Den beiden wurde vorgeworfen, am 1. Februar 2020 eine alkoholisierte Frau im Eingang ihres Wohnortes vergewaltigt und sexuell genötigt zu haben. Die Verfahren blieben aber getrennt, weil der jüngere Beschuldigte noch nach Jugendstrafrecht beurteilt wurde. Der ältere hatte seinen Fall bis vor Bundesgericht gezogen, entkam einer Verurteilung aber nicht.

Aussagen der Täter «lebensfremd und unschlüssig»

Das erste Urteil des Appellationsgerichts gegen den erwachsenen Mittäter hatte für Aufruhr gesorgt. Das Gericht sah sich mit Vorwürfen konfrontiert, dem Opfer eine Mitschuld an der Tat gegeben und den Mann zu mild bestraft zu haben. Es kam gar zu Protesten wegen Aussagen, die bei der Urteilsverkündung gefallen waren.

Das Dreiergericht der zweiten Instanz kam in seinem Urteil gegen den damals 17-jährigen Portugiesen zum Schluss, dass die gefundenen Spuren die Aussagen des weiblichen Opfers teils bestätigten, teils zumindest nicht widerlegten. Dem Opfer könne zudem wegen einer früheren Verurteilung wegen falscher Anschuldigung nicht per se die Glaubwürdigkeit abgesprochen werden.

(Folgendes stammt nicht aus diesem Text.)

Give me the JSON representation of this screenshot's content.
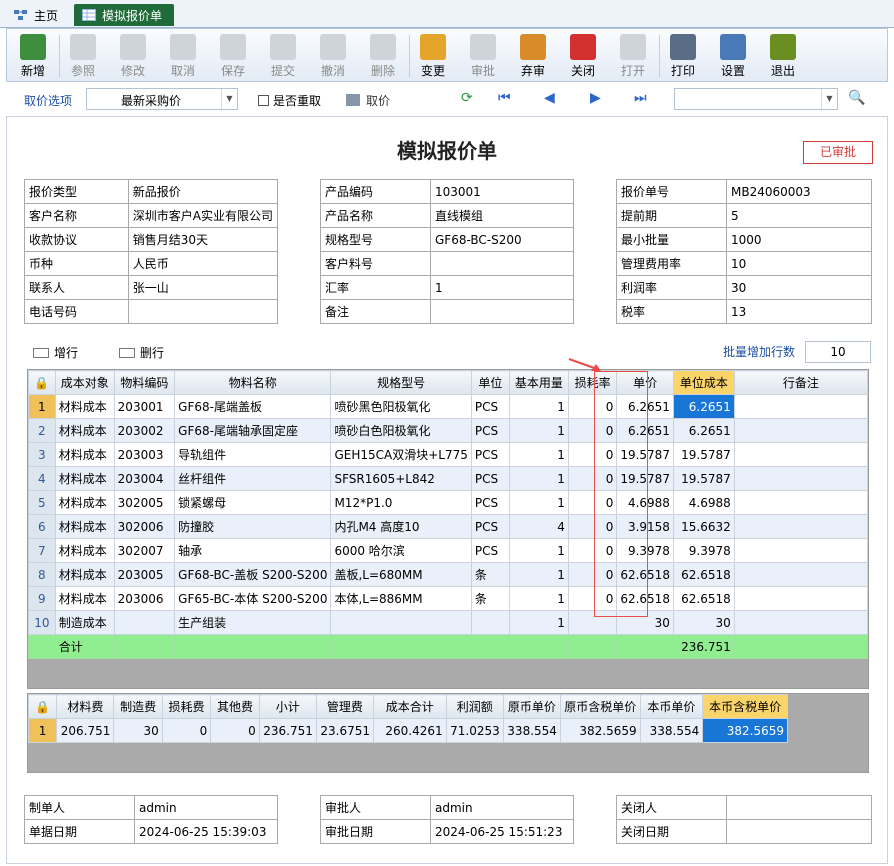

Vielmehr seien konkrete Aussagen für die Wahrheitsfindung massgebend. Diesen Aussagen des Opfers mass das Gericht eine hohe Aussagequalität zu und befand sie, entgegen der Ansichten des Beschuldigten und des Jugendgerichts, für «schlüssig und widerspruchsfrei». Die Aussagen des Beschuldigten und des Mittäters taxierte es hingegen als «lebensfremd und unschlüssig».

Zudem habe das Jugendgericht aus Sicht des Appellationsgerichts verkannt, dass traumatische Erlebnisse anders verarbeitet würden als alltägliche. Insgesamt erachtete es, dass das Erinnerungsvermögen des Opfers zum Tatzeitpunkt intakt war.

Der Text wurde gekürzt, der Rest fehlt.